= Asma Khalifa =

Asma Khalifa is a Libyan women's rights and peace activist. Her work has spanned across numerous countries including Libya, Yemen and Syria. She won the Luxembourg Peace Prize in 2016 and was named as one of the 100 most influential young Africans of 2017 by the Africa Youth Awards.

== Career ==
Asma Khalifa was born in Zuwara and is of Amazigh (Berber) origins. She has worked on women's rights issues since before 2011 when she became involved in youth work. Growing up as a non-Arab, Amazigh Libyan under the rule of Colonel Muammar Qaddafi, Khalifa witnessed the negative impact of discrimination and violence against women. She has spent her career contributing to the building of Libya's civil society and has recently worked on peace-building and conflict transformation in the country. Since 2014 she has focused more on peacemaking in Libya, Syria and Yemen. Her work in Libya has included improving women's participation in local government and fighting against gender-based violence.

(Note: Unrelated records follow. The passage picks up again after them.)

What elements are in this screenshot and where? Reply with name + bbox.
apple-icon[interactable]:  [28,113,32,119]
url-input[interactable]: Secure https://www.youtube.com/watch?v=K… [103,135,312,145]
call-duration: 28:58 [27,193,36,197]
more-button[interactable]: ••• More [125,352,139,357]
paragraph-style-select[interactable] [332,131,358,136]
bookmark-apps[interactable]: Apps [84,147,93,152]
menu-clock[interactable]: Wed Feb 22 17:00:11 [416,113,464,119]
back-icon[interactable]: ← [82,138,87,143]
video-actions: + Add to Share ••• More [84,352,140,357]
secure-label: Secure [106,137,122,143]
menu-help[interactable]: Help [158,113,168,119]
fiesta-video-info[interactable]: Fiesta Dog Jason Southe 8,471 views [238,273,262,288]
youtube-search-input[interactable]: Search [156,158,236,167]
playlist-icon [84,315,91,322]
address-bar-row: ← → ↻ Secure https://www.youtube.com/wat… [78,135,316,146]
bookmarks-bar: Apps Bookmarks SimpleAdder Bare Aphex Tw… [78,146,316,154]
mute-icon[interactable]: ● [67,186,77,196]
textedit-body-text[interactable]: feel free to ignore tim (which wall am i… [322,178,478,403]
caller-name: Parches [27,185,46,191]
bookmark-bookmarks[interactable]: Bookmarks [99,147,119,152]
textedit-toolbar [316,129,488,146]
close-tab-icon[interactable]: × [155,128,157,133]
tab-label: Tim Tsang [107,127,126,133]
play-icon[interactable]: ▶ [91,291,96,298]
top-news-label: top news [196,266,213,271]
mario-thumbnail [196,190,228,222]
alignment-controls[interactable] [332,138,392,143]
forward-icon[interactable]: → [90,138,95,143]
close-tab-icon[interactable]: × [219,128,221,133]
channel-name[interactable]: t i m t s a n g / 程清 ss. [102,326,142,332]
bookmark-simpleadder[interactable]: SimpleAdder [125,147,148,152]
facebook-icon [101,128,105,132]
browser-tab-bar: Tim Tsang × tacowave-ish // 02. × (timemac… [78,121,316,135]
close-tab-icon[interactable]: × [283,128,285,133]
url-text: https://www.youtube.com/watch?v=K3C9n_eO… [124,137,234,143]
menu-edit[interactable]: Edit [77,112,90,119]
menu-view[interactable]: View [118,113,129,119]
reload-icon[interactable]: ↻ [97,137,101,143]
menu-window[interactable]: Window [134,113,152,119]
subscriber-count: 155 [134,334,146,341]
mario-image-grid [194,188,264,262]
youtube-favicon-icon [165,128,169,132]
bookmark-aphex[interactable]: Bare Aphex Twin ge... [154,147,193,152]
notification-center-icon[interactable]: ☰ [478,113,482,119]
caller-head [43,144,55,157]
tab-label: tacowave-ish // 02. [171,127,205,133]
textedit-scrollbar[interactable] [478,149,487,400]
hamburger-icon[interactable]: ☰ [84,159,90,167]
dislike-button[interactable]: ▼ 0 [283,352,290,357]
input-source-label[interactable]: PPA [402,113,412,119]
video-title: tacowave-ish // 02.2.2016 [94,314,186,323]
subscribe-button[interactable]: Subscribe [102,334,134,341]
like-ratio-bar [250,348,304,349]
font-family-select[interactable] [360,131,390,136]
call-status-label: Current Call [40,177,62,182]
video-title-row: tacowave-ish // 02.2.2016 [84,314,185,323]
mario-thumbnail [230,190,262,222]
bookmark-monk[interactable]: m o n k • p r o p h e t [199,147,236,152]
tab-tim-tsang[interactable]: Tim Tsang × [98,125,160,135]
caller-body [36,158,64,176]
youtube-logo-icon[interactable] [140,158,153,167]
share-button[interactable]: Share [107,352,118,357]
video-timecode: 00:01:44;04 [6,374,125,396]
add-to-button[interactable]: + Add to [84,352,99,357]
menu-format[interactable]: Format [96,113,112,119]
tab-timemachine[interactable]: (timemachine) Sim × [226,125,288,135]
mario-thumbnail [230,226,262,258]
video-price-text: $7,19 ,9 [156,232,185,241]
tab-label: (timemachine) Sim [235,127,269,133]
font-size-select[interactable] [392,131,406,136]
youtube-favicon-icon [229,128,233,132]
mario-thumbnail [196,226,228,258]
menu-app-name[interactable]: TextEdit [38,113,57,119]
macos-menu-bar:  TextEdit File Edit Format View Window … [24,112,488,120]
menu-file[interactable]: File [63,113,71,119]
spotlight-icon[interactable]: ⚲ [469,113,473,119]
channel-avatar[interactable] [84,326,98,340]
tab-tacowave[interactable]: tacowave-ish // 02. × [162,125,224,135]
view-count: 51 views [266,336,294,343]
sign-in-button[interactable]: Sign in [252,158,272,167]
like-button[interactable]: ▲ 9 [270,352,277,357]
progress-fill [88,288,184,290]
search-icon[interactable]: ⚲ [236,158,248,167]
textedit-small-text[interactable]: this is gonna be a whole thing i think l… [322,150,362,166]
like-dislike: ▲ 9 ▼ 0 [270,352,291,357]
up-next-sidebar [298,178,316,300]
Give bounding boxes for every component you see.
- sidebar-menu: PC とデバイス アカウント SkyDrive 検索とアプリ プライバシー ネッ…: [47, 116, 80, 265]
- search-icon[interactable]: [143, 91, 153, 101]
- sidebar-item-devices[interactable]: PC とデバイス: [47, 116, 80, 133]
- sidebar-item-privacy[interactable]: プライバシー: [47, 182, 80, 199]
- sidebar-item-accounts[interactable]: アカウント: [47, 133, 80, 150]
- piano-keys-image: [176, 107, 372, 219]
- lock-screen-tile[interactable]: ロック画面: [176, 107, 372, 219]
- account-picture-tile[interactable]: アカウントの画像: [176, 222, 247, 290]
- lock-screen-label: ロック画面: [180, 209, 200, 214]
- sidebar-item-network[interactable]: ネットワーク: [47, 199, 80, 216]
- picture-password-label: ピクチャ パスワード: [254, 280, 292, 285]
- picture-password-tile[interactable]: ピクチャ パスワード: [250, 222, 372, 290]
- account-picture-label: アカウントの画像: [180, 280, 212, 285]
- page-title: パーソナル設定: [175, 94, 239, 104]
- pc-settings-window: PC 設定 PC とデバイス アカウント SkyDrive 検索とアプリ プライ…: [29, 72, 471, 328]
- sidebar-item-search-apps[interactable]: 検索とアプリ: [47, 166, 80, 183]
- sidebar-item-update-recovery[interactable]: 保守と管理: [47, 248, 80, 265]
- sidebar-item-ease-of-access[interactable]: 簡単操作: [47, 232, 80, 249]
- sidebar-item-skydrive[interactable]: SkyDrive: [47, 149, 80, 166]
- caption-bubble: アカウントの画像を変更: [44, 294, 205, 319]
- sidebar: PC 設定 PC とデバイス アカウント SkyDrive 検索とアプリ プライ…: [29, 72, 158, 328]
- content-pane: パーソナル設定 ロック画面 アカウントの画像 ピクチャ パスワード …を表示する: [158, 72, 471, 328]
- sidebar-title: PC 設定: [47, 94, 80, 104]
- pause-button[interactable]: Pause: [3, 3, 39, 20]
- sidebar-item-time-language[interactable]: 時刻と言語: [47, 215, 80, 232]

Khalifa has also worked as a consultant for a Libyan non-governmental organisation on a project to combat child marriage and is a trainer for the Young Peace-builders project run by Tripoli Good. She has documented sexual violence in Syria and is interviewing female refugees for research for a book on the human side of the refugee crisis. In addition, Khalifa has worked to investigate and research air strikes in Yemen.

Khalifa co-founded the Tamazight Women Movement, a think tank and campaign group that advocates for greater gender equality for the indigenous women of North Africa. She was awarded the Luxembourg Peace Prize by the Schengen Peace Foundation on 25 May 2016 for work her work to promote peace and conflict resolution. Khalifa was named by the Africa Youth Awards as one of the 100 most influential young Africans of 2017. In 2016-17 she was a consultant at the Friedrich Ebert Foundation and was training peace building. As of 2019, Khalifa is currently seeking her PhD in political science and philosophy at the University of Hamburg.